The critical clue came from land-based stations that use the Global Positioning System (GPS) to track ground movements much slower than what seismic waves produce. Those measurements revealed that the fault continued to slip, albeit slowly, after it stopped emanating seismic energy. Although there is a limit to how slowly a fault can slip and still generate a tsunami, it is most likely that this often overlooked phenomenon, called after-slip, accounts for the surprising tsunami heights. If so, incorporating continuous GPS readings may be an important component of tsunami warning systems in the future.

Hit or Miss
The specific factors in any given earthquake clearly exert fearsome controls on tsunamis. As if emphasizing this point, Planet Earth produced another huge temblor along the same fault on March 28, 2005. The initial break occurred an equivalent distance from the Sumatra coastline and at virtually the same depth below the seafloor as the December earthquake, and both shocks are among the top 10 largest recorded since 1900. Yet they produced radically different tsunamis.

Seeing the March earthquake flash on their computer screens as a magnitude 8.7, scientists at the Pacific Tsunami Warning Center and elsewhere expected the worst. Severe damage from strong ground shaking indeed occurred but without immediate reports of tsunami damage. When an international team (including one of us, Titov) surveyed the region two weeks later, they measured tsunami run-up heights as high as four meters--still potentially deadly. Some Indonesians said they learned from their first experience and ran inland when the ground shook. Better evacuation is only one reason the March tsunami did not take more lives.
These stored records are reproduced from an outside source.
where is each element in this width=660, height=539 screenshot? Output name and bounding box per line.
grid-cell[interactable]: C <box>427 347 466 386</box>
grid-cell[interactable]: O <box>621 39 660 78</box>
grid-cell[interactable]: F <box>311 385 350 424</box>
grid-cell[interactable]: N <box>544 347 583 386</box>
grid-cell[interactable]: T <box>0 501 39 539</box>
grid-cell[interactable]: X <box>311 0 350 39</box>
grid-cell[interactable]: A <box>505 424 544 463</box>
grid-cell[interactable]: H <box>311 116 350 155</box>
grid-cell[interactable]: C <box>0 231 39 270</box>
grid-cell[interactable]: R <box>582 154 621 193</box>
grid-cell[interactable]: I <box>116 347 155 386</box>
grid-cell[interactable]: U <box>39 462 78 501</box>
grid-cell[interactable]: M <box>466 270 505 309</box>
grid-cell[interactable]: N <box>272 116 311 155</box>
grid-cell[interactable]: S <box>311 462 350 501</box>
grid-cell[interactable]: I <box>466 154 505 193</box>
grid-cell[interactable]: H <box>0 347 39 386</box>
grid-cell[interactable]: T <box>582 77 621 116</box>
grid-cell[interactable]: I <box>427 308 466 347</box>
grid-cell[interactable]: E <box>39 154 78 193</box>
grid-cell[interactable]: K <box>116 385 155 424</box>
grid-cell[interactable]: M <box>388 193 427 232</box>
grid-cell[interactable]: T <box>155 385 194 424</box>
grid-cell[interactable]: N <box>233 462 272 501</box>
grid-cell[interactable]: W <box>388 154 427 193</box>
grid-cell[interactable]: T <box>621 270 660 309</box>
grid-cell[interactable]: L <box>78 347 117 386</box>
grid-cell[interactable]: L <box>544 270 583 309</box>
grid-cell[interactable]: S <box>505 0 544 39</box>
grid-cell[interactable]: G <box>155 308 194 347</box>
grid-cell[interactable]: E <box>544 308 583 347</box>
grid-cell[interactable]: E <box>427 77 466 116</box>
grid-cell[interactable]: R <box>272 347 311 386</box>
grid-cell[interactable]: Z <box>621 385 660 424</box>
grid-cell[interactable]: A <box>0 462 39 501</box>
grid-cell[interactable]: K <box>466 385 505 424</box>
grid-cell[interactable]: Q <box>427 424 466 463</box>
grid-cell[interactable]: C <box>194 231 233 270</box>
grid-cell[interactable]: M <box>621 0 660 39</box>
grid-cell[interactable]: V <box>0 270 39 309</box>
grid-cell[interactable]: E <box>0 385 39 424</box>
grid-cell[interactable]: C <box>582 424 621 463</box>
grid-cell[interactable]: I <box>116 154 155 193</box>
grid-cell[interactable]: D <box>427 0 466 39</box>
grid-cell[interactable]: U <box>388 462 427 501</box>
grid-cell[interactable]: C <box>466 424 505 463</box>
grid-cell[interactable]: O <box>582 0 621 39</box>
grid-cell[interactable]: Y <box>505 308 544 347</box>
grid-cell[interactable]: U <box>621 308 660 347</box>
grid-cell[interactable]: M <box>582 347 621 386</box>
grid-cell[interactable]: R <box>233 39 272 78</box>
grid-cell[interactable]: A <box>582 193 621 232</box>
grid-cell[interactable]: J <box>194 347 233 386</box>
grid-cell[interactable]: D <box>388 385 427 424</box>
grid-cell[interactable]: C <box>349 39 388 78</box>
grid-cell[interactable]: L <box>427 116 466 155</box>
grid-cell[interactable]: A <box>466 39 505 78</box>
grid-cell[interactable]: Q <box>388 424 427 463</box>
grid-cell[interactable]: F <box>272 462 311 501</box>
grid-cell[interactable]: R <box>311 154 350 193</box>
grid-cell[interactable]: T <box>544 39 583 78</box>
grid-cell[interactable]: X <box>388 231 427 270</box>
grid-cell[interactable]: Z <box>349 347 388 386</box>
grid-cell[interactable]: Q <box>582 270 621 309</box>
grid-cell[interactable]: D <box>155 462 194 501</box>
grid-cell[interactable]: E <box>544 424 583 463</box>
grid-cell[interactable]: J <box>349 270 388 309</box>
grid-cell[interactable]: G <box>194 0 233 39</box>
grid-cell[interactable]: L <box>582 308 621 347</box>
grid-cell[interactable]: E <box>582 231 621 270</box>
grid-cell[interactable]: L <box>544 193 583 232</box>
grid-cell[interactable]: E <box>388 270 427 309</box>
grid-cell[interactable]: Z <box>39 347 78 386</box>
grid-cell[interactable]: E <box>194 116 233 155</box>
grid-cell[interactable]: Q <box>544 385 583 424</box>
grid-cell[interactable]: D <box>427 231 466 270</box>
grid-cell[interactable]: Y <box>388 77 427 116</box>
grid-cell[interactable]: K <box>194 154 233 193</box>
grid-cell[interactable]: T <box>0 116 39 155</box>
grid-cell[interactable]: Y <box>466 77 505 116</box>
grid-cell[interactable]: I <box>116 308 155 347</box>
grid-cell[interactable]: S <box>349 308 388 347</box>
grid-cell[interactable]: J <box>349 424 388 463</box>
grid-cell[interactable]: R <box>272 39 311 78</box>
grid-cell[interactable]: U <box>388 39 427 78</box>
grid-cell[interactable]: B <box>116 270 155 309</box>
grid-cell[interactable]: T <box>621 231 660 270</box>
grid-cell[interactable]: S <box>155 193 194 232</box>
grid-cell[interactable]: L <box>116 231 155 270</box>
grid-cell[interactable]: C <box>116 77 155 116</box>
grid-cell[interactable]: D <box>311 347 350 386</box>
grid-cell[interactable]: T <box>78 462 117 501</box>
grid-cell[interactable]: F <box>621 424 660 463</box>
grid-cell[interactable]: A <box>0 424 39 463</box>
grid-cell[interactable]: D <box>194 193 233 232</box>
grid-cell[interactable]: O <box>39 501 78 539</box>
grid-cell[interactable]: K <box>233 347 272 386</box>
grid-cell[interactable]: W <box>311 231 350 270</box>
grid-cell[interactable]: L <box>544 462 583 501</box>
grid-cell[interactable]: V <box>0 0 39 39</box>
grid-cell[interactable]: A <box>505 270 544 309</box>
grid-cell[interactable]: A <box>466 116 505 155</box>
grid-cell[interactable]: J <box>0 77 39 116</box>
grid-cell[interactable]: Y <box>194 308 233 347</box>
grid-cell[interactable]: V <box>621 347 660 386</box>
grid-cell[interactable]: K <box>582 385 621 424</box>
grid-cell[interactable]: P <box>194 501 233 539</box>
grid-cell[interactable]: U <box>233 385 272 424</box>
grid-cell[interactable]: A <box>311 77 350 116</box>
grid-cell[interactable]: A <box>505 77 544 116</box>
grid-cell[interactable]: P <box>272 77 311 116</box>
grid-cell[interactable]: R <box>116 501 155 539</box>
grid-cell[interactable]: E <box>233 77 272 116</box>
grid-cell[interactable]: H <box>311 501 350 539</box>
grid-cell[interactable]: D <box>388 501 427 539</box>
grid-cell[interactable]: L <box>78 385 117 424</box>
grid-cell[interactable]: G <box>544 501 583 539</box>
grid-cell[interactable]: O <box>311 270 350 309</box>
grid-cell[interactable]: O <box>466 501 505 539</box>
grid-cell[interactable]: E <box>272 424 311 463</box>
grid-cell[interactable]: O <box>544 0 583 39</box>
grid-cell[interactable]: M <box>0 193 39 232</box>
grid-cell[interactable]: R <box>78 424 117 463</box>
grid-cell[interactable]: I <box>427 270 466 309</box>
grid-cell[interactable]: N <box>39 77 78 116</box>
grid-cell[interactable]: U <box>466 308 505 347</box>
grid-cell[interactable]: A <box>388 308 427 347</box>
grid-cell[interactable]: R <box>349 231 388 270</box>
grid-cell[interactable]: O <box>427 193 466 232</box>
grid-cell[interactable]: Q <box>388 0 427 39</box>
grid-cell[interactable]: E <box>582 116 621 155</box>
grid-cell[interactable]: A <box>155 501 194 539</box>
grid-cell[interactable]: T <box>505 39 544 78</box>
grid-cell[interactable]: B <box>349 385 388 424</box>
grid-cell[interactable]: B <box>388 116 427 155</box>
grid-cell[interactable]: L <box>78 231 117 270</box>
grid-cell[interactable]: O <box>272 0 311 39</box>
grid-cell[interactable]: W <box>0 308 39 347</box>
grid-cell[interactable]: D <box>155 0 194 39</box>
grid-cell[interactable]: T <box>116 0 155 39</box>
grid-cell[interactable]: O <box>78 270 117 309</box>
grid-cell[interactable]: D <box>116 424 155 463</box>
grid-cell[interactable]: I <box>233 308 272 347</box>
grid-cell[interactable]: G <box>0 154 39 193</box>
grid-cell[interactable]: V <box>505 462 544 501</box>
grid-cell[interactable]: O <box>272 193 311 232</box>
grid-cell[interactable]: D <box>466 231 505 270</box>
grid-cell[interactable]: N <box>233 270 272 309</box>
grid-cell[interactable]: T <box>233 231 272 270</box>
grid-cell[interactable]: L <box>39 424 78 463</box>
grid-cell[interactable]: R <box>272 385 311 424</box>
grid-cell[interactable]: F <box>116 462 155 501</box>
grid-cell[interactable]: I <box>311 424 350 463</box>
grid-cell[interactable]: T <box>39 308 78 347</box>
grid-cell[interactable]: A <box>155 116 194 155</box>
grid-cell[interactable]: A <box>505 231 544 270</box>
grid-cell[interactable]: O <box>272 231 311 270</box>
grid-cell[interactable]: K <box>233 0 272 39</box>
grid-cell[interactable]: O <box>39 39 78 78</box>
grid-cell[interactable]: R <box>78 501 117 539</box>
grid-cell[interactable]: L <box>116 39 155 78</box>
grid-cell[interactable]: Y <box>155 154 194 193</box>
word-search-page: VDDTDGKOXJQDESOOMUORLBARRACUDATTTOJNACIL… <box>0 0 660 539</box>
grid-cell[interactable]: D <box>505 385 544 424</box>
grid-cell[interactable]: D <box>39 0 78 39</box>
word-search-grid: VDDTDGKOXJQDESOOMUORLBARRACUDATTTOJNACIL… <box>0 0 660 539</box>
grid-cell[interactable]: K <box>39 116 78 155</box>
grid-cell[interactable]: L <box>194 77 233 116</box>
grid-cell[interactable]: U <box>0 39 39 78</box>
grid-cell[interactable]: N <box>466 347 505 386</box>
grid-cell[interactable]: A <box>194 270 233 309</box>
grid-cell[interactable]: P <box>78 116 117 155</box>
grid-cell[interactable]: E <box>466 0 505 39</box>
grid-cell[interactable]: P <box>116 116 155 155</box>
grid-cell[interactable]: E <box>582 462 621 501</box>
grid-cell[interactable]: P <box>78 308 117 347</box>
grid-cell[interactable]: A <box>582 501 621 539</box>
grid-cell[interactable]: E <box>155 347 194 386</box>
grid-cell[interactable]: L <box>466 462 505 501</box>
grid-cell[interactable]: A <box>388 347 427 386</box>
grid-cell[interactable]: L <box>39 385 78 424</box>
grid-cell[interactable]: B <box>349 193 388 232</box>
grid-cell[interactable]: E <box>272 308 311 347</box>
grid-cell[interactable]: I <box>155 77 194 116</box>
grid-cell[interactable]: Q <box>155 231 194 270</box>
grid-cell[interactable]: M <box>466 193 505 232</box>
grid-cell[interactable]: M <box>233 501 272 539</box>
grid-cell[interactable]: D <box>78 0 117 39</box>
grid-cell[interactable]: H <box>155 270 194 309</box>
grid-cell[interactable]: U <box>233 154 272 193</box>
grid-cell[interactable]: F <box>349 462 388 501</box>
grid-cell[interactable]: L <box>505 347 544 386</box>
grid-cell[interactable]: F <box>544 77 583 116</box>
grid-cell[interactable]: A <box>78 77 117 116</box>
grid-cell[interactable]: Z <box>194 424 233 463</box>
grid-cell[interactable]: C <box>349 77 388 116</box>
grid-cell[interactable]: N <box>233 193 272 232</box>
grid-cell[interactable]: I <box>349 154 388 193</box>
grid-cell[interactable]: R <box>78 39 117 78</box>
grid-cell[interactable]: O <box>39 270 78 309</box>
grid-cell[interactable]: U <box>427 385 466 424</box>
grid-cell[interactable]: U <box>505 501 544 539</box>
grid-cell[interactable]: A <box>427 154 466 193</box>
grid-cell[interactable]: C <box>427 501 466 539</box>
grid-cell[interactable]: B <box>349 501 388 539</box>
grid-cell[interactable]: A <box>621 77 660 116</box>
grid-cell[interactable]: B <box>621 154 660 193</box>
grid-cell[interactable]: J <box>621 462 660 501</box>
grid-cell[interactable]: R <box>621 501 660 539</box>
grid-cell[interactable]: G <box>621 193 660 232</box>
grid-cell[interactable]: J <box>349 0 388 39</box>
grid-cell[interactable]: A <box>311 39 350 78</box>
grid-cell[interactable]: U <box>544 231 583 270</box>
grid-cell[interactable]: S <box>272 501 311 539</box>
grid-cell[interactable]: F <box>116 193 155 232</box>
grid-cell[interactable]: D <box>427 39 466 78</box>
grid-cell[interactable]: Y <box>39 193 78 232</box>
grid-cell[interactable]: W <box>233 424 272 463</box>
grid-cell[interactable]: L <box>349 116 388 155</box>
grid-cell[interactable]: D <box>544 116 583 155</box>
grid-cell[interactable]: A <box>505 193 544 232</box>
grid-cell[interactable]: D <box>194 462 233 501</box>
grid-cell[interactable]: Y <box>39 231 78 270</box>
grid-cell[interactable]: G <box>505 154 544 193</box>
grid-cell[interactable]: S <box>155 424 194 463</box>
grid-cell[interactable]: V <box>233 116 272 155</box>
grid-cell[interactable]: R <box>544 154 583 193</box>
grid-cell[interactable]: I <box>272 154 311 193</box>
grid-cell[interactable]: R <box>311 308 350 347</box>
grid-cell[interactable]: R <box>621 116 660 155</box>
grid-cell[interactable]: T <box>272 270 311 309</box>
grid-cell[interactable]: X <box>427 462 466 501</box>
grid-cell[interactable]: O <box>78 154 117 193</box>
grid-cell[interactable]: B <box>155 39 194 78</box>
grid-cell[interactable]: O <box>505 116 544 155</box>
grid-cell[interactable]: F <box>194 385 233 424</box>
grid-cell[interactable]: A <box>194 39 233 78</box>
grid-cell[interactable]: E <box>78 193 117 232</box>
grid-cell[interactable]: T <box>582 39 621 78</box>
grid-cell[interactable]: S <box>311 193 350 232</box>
Analysis of aftershocks from the December earthquake suggested to Andrew Newman of the Georgia Institute of Technology and Susan Bilek of the New Mexico Institute of Mining and Technology that the fault slipped near the deep trench that time and was thus under deeper water than the main part of the fault that slipped in March was. The December tsunami thus had more opportunity to gain height during its trip from deep water to shore. In addition, unlike the December tsunami, fault movement in March occurred below the islands of Nias and Simeulue, thereby limiting the amount of water the uplifting crust could displace.

A slight difference in the fault orientation meant that their tsunami waves proceeded in two different general directions. For the March earthquake, most of its eastbound waves smashed into the island of Sumatra, which blocked much of the wave energy from moving on toward Thailand and Malaysia. The westbound waves shot out into the open ocean to the southwest, largely missing Sri Lanka, India and the Maldives, all of which suffered terribly in December. These examples highlight the critical importance that even small variations in the location of an earthquake can make.

Despite the lingering scientific uncertainties that will probably always surround such complex phenomena, the new tsunami science is ready for implementation. The biggest challenge for saving lives is now applying the scientific findings to proper education, planning and warning.